There's a long pause on the other end of the phone. "Is that what you think?"

I hate when she goes into therapist mode. She's a dentist. She should just answer my question. I gulp down more wine and hit submit on my application. "Yeah," I admit. "Maybe I did."

Every time I recall one of our conversations though, I don't see my behavior as pressuring him so much as working off an assumption an engagement would happen. He never gave me any reason to believe it wouldn't. I rub my forehead and check the clock. Bed. A hangover at work isn't cool at my age. "I should go."

"Dinner tomorrow night?" Ruby suggests.

"Can't," I say, sliding deeper into the couch, my glass cradled in my hand. "New puppy for that shelter-therapy program...and Simon is bringing dinner here."
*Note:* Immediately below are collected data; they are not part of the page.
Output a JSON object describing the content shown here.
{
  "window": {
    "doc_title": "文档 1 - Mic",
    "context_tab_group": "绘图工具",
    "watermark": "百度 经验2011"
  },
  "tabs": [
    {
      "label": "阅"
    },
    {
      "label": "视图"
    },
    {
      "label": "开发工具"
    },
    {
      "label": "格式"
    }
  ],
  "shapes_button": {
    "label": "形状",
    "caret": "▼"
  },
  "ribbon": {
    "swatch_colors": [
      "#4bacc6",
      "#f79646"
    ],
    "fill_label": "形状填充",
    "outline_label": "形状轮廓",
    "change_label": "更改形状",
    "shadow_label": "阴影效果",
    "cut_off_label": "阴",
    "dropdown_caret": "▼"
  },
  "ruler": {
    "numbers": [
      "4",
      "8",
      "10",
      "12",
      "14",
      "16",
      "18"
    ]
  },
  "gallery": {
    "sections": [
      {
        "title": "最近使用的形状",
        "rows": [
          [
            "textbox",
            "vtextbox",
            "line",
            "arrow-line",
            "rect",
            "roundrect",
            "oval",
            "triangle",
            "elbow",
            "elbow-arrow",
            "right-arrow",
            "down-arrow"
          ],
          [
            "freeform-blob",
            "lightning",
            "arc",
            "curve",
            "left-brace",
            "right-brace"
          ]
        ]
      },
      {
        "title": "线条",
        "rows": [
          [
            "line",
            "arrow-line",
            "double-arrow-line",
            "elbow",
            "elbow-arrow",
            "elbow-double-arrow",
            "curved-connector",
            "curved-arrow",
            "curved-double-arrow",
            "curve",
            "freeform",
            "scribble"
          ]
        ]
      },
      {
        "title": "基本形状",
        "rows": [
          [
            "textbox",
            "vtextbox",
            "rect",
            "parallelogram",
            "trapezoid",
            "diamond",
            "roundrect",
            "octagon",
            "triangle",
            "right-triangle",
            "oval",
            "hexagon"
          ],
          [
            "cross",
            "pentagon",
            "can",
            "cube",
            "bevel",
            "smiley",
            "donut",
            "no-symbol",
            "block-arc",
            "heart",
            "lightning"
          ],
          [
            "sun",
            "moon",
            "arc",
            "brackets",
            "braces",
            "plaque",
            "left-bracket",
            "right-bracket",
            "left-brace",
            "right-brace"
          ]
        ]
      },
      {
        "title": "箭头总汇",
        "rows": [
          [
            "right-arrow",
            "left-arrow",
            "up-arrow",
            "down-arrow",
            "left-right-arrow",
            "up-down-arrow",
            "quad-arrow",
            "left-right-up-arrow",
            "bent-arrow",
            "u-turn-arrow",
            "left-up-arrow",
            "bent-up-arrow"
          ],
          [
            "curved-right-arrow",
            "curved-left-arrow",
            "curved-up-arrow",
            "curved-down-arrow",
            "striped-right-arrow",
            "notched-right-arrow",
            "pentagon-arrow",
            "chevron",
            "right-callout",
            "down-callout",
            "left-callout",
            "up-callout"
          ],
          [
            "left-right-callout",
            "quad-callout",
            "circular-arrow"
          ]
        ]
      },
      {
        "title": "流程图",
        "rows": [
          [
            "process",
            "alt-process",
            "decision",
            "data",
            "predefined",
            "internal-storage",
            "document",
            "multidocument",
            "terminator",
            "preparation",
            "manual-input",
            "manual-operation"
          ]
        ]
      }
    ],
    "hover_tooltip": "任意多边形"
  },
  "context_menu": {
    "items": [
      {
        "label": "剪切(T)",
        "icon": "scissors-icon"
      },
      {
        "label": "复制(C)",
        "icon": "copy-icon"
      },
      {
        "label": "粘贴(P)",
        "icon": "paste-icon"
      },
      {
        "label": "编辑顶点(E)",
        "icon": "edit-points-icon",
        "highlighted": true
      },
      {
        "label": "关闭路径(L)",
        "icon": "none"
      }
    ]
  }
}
"He's getting a second dinner? Isn't it supposed to be lunch?"

"The puppy weakened me."

"Sure. It was the puppy. Call me if you need to decompress. Doesn't matter what time."

My heart expands at her words. She's never once let me down. "I will."

~ * ~

When he arrives, I'm not ready. Not ready for the way he takes up space in my little house; not ready for the way the rescue puppy dubbed Pixie, greets him; not ready for the thrumming tune of my heart, straining against my chest, desperate for more. More of what?